In Madison alone, 1,000 black children were arrested in 2013, but only 3,247 black children live in Madison.
Wisconsin is rated one of the best states to raise kids — if those kids are white. Black kids, on the other hand, face one of the highest juvenile arrest-rates in the country. “Juvenile” doesn’t just refer to teenagers (as terrible as that would be): Wisconsin regularly arrests small black children, kids 12 and under, on bullshit charges like “loitering” and “disorderly conduct” (e.g., standing while black).
Sirena Flores, 17, said she was arrested for “blocking traffic” during a peaceful protest.
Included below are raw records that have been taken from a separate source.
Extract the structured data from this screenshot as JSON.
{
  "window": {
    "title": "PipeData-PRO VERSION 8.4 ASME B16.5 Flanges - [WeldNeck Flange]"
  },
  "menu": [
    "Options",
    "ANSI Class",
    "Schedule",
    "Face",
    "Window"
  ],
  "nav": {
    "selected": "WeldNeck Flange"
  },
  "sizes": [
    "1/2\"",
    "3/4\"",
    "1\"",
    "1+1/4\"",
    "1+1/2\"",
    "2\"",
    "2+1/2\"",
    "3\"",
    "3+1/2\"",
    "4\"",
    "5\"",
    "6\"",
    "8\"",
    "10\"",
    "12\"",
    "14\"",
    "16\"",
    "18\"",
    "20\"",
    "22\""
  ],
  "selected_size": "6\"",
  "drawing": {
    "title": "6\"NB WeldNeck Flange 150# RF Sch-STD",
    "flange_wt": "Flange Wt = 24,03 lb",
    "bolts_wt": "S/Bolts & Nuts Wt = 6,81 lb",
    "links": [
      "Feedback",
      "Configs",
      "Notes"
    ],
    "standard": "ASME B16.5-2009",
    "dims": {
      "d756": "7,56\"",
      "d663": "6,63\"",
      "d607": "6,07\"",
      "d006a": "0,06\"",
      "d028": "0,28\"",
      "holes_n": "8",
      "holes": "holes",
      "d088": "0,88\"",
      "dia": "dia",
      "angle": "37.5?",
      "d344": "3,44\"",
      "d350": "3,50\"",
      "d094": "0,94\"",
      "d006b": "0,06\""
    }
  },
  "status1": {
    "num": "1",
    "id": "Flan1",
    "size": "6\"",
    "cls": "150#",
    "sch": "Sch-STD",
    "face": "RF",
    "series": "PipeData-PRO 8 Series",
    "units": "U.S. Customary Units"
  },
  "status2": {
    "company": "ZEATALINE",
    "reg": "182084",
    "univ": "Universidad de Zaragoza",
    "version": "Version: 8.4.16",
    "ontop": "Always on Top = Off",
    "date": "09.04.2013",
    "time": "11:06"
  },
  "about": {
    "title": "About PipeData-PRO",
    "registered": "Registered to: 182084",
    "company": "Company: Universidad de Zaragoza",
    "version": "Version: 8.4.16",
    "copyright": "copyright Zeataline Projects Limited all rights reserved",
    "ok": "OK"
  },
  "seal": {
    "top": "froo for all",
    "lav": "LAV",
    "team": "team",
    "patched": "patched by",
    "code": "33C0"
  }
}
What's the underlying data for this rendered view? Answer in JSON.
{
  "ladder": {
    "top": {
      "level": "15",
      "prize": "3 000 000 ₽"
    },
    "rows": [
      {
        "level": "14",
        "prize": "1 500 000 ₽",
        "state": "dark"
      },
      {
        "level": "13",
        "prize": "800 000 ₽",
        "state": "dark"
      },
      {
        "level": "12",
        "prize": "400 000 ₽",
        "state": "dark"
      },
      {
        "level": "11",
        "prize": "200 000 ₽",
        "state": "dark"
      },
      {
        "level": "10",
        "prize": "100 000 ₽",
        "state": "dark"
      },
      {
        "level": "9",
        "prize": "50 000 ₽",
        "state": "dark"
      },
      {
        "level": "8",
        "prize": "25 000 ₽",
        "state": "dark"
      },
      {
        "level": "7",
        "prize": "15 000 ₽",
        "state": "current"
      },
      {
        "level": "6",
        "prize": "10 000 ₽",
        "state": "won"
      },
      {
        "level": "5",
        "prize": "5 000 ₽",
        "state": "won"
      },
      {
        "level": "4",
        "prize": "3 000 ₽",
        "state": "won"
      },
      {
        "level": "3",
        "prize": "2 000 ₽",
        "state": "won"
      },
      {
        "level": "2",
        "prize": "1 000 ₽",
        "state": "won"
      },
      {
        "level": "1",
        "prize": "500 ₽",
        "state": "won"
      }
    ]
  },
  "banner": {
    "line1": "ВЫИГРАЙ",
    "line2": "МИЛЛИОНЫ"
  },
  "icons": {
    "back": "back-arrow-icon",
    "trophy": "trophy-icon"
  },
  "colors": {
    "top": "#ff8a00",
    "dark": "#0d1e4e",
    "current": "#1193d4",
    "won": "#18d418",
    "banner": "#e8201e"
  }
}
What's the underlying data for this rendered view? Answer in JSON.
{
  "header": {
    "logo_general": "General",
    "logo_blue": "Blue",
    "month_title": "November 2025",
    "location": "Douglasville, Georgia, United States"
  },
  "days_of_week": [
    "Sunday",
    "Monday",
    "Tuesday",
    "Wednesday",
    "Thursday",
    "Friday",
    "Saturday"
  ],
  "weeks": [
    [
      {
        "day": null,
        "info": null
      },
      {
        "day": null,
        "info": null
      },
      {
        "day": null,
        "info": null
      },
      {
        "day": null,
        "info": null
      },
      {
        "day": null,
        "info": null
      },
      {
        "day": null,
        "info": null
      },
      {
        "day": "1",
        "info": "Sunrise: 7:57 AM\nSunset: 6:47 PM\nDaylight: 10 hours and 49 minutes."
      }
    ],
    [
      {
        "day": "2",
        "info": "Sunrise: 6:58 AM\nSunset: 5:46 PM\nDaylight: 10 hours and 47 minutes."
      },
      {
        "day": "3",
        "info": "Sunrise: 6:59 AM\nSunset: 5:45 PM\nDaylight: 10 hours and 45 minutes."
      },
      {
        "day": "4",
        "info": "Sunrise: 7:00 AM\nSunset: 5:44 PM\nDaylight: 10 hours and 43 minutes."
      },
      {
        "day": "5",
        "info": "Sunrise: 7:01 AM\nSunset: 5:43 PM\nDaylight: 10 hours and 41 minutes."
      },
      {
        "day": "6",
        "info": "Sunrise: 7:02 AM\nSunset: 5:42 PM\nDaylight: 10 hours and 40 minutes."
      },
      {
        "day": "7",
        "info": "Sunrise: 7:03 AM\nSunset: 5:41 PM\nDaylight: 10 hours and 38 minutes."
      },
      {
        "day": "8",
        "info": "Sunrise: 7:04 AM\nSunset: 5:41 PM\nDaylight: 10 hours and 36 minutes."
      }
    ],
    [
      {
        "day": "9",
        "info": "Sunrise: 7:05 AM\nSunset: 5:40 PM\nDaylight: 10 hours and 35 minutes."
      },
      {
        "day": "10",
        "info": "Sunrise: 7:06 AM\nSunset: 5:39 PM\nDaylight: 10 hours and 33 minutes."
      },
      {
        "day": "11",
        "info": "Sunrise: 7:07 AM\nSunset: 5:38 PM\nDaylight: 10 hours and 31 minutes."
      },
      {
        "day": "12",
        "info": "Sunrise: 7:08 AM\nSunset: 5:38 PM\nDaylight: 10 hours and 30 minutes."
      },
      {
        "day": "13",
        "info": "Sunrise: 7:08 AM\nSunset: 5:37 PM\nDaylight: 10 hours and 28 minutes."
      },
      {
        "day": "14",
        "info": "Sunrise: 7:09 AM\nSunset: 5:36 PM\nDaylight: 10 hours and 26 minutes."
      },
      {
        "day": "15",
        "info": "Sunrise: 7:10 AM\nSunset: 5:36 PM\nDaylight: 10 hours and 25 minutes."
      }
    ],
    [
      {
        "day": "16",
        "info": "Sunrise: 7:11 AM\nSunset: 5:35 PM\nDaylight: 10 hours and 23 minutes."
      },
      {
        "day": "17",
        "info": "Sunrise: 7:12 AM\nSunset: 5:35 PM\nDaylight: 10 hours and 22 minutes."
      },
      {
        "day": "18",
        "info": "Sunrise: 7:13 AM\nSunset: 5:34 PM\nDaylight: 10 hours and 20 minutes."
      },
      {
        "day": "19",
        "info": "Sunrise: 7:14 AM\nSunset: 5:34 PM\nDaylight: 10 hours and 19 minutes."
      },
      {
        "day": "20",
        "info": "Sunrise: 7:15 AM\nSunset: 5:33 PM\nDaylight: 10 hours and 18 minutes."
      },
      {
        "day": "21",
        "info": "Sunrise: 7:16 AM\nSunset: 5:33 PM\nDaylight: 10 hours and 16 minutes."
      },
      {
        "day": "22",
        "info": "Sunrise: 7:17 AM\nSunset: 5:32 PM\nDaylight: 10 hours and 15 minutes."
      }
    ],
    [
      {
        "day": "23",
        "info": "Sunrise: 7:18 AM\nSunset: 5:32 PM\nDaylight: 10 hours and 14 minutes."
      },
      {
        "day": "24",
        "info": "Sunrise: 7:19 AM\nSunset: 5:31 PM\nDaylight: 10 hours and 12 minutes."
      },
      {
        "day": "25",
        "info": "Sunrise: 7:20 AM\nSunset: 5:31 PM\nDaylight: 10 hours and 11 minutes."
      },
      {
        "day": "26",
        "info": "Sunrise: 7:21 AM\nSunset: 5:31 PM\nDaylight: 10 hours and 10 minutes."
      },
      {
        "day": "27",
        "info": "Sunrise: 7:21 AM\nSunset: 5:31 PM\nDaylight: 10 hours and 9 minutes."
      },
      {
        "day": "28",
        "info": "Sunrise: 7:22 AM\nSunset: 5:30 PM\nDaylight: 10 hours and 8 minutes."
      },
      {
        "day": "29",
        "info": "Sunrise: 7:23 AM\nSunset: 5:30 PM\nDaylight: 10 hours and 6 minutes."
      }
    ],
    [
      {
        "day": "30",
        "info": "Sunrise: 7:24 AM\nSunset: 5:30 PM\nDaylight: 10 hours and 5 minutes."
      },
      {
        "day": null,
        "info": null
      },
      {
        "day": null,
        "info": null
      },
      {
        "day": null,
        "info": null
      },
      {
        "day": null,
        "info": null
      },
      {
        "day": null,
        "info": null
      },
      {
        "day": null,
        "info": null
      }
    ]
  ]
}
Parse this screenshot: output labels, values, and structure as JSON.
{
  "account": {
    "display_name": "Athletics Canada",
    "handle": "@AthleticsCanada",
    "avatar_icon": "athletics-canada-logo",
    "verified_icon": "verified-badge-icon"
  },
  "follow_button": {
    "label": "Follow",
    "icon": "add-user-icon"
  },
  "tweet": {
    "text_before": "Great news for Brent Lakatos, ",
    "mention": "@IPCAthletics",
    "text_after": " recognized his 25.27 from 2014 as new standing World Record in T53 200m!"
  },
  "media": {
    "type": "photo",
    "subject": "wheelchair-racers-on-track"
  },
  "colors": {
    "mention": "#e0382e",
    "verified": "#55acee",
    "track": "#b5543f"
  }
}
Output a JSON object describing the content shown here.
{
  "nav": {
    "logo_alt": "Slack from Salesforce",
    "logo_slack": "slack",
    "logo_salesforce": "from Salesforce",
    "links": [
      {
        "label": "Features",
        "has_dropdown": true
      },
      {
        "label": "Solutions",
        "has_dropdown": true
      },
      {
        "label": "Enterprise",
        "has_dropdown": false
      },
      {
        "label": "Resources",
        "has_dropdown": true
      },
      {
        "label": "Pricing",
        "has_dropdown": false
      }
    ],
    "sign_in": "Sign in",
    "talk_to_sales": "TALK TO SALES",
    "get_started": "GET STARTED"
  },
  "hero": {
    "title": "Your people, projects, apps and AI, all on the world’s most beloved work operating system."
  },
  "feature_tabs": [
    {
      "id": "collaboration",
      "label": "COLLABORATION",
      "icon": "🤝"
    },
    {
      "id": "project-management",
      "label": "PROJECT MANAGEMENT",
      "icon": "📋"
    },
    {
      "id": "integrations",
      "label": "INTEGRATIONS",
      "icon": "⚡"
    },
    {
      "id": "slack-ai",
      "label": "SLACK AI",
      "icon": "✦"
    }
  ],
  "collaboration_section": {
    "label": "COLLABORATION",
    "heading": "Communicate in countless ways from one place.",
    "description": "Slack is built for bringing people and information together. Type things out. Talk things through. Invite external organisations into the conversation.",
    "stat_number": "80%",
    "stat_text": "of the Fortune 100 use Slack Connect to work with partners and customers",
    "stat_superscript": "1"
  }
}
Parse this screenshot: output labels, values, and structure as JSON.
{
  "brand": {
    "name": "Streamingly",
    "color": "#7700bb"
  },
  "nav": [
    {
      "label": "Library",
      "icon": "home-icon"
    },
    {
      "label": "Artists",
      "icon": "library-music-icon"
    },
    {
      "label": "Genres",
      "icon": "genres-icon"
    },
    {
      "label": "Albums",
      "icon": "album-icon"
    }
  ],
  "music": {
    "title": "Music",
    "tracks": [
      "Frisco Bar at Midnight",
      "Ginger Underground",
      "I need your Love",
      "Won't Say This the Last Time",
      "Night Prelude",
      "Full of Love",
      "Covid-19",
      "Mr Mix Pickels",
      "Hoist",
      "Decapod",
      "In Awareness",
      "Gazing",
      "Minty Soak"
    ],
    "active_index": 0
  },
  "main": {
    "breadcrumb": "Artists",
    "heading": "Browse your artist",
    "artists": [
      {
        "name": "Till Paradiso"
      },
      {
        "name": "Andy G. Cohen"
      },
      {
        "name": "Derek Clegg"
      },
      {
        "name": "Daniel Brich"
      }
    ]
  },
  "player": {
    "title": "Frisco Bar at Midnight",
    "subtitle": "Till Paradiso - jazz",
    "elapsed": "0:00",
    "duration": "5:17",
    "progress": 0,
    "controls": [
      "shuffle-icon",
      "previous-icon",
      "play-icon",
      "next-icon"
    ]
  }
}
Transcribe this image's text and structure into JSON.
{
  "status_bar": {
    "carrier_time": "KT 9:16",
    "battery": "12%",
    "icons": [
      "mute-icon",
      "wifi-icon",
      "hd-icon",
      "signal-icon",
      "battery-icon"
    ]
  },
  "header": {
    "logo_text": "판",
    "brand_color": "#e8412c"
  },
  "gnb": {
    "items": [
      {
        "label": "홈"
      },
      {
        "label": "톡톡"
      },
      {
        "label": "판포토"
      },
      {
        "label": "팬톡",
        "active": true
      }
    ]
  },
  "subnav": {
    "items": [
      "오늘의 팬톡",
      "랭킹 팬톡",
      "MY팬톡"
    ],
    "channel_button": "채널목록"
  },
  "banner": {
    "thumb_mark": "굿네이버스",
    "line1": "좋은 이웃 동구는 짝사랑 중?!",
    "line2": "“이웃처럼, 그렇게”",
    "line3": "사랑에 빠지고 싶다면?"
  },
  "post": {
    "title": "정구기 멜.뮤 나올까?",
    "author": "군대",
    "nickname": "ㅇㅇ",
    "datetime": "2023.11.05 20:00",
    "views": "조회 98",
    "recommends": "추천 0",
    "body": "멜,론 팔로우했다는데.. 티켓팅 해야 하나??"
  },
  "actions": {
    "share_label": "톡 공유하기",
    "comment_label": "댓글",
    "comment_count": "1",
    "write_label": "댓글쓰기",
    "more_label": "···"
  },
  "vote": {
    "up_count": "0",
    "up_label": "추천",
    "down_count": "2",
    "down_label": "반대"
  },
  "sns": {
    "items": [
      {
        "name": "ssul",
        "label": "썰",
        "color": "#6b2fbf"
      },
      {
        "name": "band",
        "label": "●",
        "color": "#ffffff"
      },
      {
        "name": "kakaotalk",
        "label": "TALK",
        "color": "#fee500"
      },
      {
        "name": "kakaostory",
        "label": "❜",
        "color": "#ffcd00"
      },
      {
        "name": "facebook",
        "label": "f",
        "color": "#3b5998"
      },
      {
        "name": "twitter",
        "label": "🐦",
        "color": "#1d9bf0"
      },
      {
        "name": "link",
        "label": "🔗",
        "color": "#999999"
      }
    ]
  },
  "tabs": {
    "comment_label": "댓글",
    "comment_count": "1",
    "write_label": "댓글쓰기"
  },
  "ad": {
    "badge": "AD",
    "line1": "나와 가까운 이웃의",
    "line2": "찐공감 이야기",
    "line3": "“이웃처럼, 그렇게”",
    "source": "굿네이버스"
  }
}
Charles Jargue, 18, said he was ticketed as a 10 year old for “running in the street.” One 15-year-old said she was cited for disorderly conduct for picnicking in a restricted area of a park.
Christen Justice, who is black, 6’6’’ and 240 pounds, says he tries his best to avoid the Madison police, but it isn’t always easy. “Some people find me intimidating, I guess,” Justice said. “I try my best to stay out of everyone’s way, I try not to give the police an excuse to look at me twice or a reason to lock me away.
Nearly 13 percent of African American men in Wisconsin are incarcerated, a rate that’s twice the national average.
Justice says he was wrongfully issued a shoplifting citation at the East Towne Mall, where he works, after a friend he was with stole from a store. Despite his insistence that he was innocent, Justice performed community service for the citation on his parents’ advice, he says.
Four weeks later, on his lunch break from his job at Hollister, Justice headed to Taco Bell in the mall’s food court with friends, as he often did. Two police officers approached him while he was eating, he recalls. They asked him what he was doing and told him he wasn’t allowed to be there.